Body mass index and subsequent fracture risk: a meta-analysis to update FRAX.
Journal of bone and mineral research : the official journal of the American Society for Bone and Mineral Research 2025 ; 40: 1144-1155.
Harvey NC, Johansson H, McCloskey EV, Liu E, Åkesson KE, Anderson FA, Azagra-Ledesma R, Bager CL, Beaudart C, Bischoff-Ferrari HA, Biver E, Bruyère O, Cauley JA, Center JR, Chapurlat R, Christiansen C, Cooper C, Crandall CJ, Cummings SR, da Silva JAP, Dawson-Hughes B, Diez-Perez A, Dufour AB, Eisman JA, Elders PJM, Ferrari S, Fujita Y, Fujiwara S, Glüer CC, Goldshtein I, Goltzman D, Gudnason V, Hall J, Hans D, Hoff M, Hollick RJ, Huisman M, Iki M, Ish-Shalom S, Jones G, Karlsson MK, Khosla S, Kiel DP, Koh WP, Koromani F, Kotowicz MA, Kröger H, Kwok T, Lamy O, Langhammer A, Larijani B, Lippuner K, McGuigan FEA, Mellström D, Merlijn T, Nguyen TV, Nordström A, Nordström P, O'Neill TW, Obermayer-Pietsch B, Ohlsson C, Orwoll ES, Pasco JA, Rivadeneira F, Schei B, Schott AM, Shiroma EJ, Siggeirsdottir K, Simonsick EM, Sornay-Rendu E, Sund R, Swart KMA, Szulc P, Tamaki J, Torgerson DJ, van Schoor NM, van Staa TP, Vila J, Wareham NJ, Wright NC, Yoshimura N, Zillikens MC, Zwart M, Vandenput L, Lorentzon M, Leslie WD, Kanis JA
DOI : 10.1093/jbmr/zjaf091
PubMed ID : 40795319
PMCID : PMC12487781
URL : https://academic.oup.com/jbmr/article/40/10/1144/8228261
Abstract
The aim of this international meta-analysis was to quantify the predictive value of BMI for incident fracture and relationship of this risk with age, sex, follow-up time, and BMD. A total of 1 667 922 men and women from 32 countries (63 cohorts), followed for a total of 16.0 million person-years were studied. 293 325 had FN BMD measured (2.2 million person-years follow-up).
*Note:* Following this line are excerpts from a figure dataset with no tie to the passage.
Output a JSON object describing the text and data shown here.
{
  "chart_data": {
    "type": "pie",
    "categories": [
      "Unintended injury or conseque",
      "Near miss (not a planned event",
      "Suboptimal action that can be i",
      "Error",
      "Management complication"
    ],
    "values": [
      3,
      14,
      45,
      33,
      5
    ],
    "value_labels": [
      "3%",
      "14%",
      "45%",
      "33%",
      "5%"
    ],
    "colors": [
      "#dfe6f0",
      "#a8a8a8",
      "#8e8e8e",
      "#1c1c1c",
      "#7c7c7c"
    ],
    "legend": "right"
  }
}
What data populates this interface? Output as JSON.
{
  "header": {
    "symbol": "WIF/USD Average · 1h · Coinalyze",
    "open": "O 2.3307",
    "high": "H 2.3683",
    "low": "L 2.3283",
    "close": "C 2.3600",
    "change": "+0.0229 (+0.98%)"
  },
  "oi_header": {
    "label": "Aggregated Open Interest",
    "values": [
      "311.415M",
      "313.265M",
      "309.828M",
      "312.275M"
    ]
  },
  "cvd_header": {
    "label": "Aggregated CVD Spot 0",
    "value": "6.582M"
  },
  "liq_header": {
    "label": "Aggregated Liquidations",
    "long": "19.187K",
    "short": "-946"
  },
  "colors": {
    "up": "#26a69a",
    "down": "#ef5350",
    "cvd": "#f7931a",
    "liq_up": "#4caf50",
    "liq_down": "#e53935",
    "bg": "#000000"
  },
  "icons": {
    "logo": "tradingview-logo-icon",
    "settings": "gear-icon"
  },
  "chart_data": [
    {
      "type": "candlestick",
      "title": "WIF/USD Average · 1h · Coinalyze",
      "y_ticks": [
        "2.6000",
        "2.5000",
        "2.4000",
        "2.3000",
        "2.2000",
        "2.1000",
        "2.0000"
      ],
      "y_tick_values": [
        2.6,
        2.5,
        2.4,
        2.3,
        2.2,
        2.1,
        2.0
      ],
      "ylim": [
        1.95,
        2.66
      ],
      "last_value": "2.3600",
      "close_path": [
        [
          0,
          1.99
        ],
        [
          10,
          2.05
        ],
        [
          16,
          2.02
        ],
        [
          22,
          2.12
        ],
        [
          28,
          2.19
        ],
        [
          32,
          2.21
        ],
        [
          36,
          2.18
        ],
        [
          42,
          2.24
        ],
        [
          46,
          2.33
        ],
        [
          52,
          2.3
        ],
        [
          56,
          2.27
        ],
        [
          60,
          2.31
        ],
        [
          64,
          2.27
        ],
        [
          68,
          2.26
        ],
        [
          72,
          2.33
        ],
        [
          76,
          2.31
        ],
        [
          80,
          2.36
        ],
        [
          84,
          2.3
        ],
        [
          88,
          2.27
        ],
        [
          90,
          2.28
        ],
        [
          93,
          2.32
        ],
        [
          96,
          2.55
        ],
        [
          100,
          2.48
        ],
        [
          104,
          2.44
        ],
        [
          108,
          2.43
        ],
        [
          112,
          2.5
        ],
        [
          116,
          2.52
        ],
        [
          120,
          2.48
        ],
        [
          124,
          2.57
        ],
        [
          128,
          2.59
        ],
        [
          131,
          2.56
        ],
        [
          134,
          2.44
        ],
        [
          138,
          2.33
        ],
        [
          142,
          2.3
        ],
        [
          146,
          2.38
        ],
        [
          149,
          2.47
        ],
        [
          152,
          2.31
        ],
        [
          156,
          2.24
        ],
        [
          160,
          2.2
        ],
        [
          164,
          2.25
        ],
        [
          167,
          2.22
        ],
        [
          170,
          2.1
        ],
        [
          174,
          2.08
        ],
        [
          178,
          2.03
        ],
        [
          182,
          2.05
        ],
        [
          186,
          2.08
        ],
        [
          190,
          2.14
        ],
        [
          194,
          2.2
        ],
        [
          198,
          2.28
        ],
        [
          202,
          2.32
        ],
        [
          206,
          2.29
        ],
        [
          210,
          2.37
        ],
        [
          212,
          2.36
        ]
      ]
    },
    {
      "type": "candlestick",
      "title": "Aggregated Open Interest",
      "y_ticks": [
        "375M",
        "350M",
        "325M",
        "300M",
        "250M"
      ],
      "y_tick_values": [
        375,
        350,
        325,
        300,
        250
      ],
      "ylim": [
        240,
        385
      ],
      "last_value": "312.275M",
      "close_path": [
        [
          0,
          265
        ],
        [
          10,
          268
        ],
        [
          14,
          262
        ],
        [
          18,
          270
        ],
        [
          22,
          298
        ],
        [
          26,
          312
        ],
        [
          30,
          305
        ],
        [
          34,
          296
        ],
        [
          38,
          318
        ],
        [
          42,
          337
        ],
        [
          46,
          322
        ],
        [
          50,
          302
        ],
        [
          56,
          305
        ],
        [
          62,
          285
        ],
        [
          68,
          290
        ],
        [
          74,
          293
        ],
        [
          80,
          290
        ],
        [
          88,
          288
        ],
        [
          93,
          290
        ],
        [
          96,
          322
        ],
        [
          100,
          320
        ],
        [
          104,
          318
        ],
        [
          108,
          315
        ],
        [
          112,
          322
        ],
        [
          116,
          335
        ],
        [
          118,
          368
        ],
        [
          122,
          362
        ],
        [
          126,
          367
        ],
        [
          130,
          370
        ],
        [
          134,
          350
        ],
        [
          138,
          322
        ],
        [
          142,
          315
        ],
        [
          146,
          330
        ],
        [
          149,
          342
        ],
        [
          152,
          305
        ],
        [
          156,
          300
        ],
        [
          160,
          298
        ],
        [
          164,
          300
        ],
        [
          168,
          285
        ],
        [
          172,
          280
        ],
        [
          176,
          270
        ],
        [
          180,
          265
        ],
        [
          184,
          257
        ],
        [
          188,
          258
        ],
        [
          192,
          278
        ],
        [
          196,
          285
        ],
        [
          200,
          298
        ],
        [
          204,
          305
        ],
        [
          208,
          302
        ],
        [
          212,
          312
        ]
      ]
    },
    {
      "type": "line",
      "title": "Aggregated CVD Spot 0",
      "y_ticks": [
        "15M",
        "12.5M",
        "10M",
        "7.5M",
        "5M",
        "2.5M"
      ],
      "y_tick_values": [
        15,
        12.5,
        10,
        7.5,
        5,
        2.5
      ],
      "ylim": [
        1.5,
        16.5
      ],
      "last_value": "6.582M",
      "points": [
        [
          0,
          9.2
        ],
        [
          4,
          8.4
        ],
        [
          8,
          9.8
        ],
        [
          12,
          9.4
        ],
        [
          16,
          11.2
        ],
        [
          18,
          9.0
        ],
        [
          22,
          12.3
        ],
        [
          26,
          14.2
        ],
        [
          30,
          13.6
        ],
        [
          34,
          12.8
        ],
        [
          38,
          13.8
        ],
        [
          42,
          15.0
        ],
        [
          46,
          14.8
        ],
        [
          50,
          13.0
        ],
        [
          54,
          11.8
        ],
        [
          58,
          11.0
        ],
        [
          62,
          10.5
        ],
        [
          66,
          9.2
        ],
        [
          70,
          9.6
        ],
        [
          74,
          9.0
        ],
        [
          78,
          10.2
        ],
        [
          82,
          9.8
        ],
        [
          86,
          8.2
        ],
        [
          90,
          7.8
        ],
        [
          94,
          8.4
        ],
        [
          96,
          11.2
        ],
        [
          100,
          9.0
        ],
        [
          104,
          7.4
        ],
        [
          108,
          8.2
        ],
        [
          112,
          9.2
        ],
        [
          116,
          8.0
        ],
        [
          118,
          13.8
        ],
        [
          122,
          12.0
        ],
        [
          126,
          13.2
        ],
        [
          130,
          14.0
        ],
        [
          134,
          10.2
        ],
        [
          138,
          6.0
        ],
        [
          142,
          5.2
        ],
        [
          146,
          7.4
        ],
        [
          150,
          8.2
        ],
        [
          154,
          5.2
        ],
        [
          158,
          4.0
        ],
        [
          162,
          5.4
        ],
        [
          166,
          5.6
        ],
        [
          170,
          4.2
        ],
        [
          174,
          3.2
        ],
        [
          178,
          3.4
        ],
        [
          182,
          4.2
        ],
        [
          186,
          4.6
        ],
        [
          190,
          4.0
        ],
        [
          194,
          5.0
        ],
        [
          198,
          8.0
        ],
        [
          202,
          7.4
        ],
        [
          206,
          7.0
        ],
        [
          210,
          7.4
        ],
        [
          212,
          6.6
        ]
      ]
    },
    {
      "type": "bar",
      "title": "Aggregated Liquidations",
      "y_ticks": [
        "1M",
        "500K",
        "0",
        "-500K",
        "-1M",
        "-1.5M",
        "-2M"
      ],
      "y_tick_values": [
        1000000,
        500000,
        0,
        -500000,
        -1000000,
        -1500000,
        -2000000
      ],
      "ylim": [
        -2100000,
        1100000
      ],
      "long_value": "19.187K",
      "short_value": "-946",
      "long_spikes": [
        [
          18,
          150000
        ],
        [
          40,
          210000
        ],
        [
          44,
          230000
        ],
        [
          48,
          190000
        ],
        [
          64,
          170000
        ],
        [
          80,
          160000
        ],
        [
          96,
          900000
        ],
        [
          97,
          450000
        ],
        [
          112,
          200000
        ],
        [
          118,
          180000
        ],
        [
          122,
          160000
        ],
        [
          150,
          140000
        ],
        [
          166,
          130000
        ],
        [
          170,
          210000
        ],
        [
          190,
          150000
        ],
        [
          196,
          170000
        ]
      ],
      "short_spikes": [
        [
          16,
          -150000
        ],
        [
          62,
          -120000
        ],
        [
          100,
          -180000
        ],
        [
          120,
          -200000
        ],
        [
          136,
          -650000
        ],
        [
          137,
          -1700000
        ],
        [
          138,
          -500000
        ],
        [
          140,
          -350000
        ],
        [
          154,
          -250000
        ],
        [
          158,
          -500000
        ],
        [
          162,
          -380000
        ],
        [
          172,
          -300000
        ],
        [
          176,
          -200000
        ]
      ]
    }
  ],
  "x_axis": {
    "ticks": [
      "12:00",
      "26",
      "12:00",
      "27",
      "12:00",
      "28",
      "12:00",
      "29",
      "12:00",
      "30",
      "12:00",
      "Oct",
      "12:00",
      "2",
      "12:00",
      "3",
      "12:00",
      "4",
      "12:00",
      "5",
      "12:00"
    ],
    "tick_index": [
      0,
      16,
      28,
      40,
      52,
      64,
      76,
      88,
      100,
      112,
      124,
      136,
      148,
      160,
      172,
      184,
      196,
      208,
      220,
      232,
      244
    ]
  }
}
An extended Poisson model in each cohort was used to investigate relationships between WHO-defined BMI categories (Underweight: <18.5 kg/m2; Normal: 18.5-24.9 kg/m2; Overweight: 25.0-29.9 kg/m2; Obese I: 30.0-34.9 kg/m2; Obese II: ≥35.0 kg/m2) and risk of incident osteoporotic, major osteoporotic and hip fracture (HF). Inverse-variance weighted β-coefficients were used to merge the cohort-specific results. For the subset with BMD available, in models adjusted for age and follow-up time, the hazard ratio (95% CI) for HF comparing underweight with normal weight was 2.35 (2.10-2.60) in women and for men was 2.45 (1.90-3.17). Hip fracture risk was lower in overweight and obese categories compared to normal weight [obese II vs normal: women 0.66 (0.55-0.80); men 0.91 (0.66-1.26)]. Further adjustment for FN BMD T-score attenuated the increased risk associated with underweight [underweight vs normal: women 1.69 (1.47-1.96); men 1.46 (1.00-2.13)]. In these models, the protective effects of overweight and obesity were attenuated, and in both sexes, the direction of association reversed to higher fracture risk in Obese II category [Obese II vs Normal: women 1.24 (0.97-1.58); men 1.70 (1.06-2.75)]. Results were similar for other fracture outcomes. Underweight is a risk factor for fracture in both men and women regardless of adjustment for BMD. However, while overweight/obesity appeared protective in base models, they became risk factors after additional adjustment for FN BMD, particularly in the Obese II category. This effect in the highest BMI categories was of greater magnitude in men than women. These results will inform the second iteration of FRAX®.